3.7. Letteralmente, dunque, l’interpretazione a cui presta adesione il decidente è pienamente giustificata sul piano della coerenza testuale, dato che già la mera lettura del testo negoziale dimostra che il criterio della pendenza della lite non è l’unico individuato dai contraenti per considerare la relativa passività come inclusa nel perimetro del negozio traslativo.
Questo assunto si rafforza anche alla stregua del comportamento delle parti successivo alla conclusione del contratto.
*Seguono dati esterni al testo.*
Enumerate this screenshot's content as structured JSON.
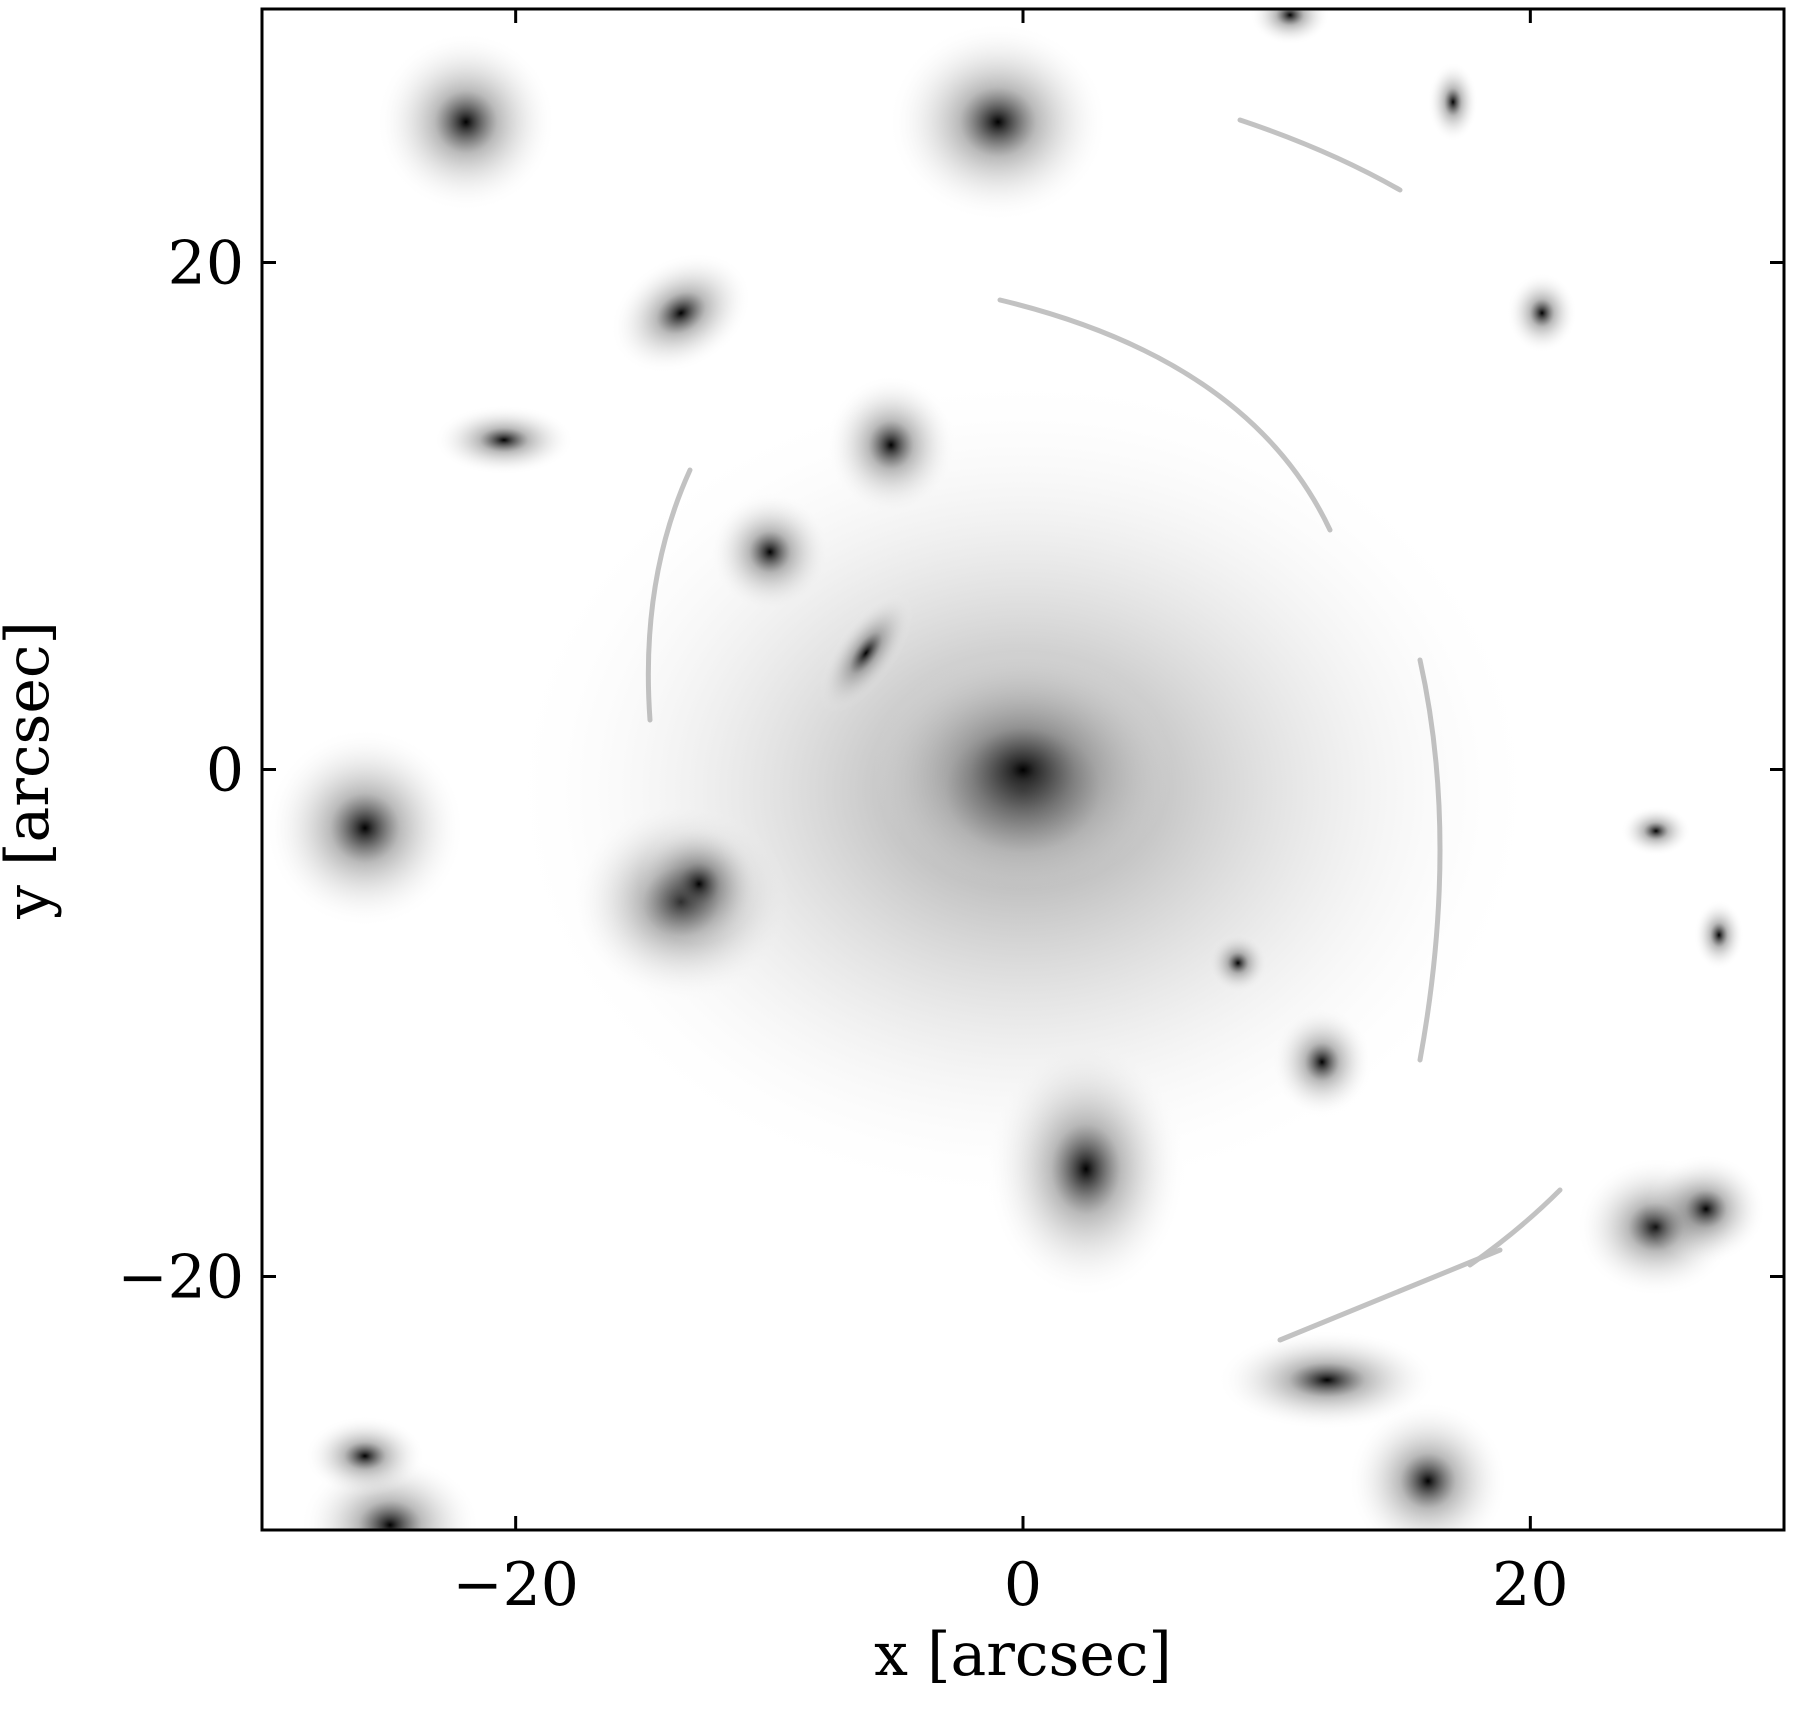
{
  "chart_data": {
    "type": "image",
    "xlabel": "x [arcsec]",
    "ylabel": "y [arcsec]",
    "xlim": [
      -30,
      30
    ],
    "ylim": [
      -30,
      30
    ],
    "xticks": [
      {
        "value": -20,
        "label": "−20"
      },
      0,
      20
    ],
    "yticks": [
      {
        "value": -20,
        "label": "−20"
      },
      0,
      20
    ],
    "colormap": "gray_r"
  }
}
E ciò perché secondo l’Accordo ricognitivo del 17.1. 2018, l’esclusione dalla cessione dei contenziosi relativi a rapporti estinti (sancita al punto 4 dell’Allegato 1.1) è stata ribadita dai commissari liquidatori delle due Banche Venete in l.c.a. e da Intesa Sanpaolo s.p.a. con efficacia, appunto, meramente ricognitiva (e, proprio per tale ragione, munita della medesima efficacia verso i terzi attribuita dall’art. 3 del d.l. n. 99 del 2017 al contratto di cessione) degli accordi già sanciti e desumibili dall’interpretazione del contratto di cessione qui considerata conforme a legge.
3.8. Va allora conclusivamente ribadita la convinzione, già enunciata dal precedente citato, che, applicando correttamente i principi di ermeneutica contrattuale, « l’unica lettura possibile del contratto di cessione de quo è quella per cui la pendenza della lite non può ritenersi un criterio sufficiente, da solo, per reputare un rapporto incluso nel perimetro della cessione ad Intesa Sanpaolo s.p.a., in quanto una passività, benché oggetto di un contenzioso pendente al 26 giugno 2017, ben potrebbe non integrare il requisito della inerenza e funzionalità all’impresa bancaria della odierna controricorrente».
3.9 La Corte di appello si è esattamente uniformata a questo ragionamento e perciò neanche nel merito la sentenza da essa pronunciata si renderebbe suscettibile di emenda.
Il ricorso va dunque respinto.
Le spese seguono la soccombenza e si liquidano come da dispositivo.
Ove dovuto sussistono i presupposti per il raddoppio a carico del ricorrente del contributo unificato ai sensi del dell’art. 13, comma 1quater, d.P.R. 30 maggio 2002, n. 115.
P.Q.M.
Respinge il ricorso e condanna parte ricorrente al pagamento delle spese del presente giudizio che liquida in favore di parte resistente in euro 7200,00, di cui euro 200,00 per esborsi, oltre al 15% per spese generali ed accessori di legge.
Ai sensi del dell’art. 13, comma 1quater, d.P.R. 30 maggio 2002, n. 115 dichiara la sussistenza dei presupposti per il versamento da parte del ricorrente, ove dovuto, dell’ulteriore importo a titolo di contributo unificato pari a quello dovuto per il ricorso.
Cosi deciso in Roma nella camera di consiglio della I sezione civile il 30 maggio 2025.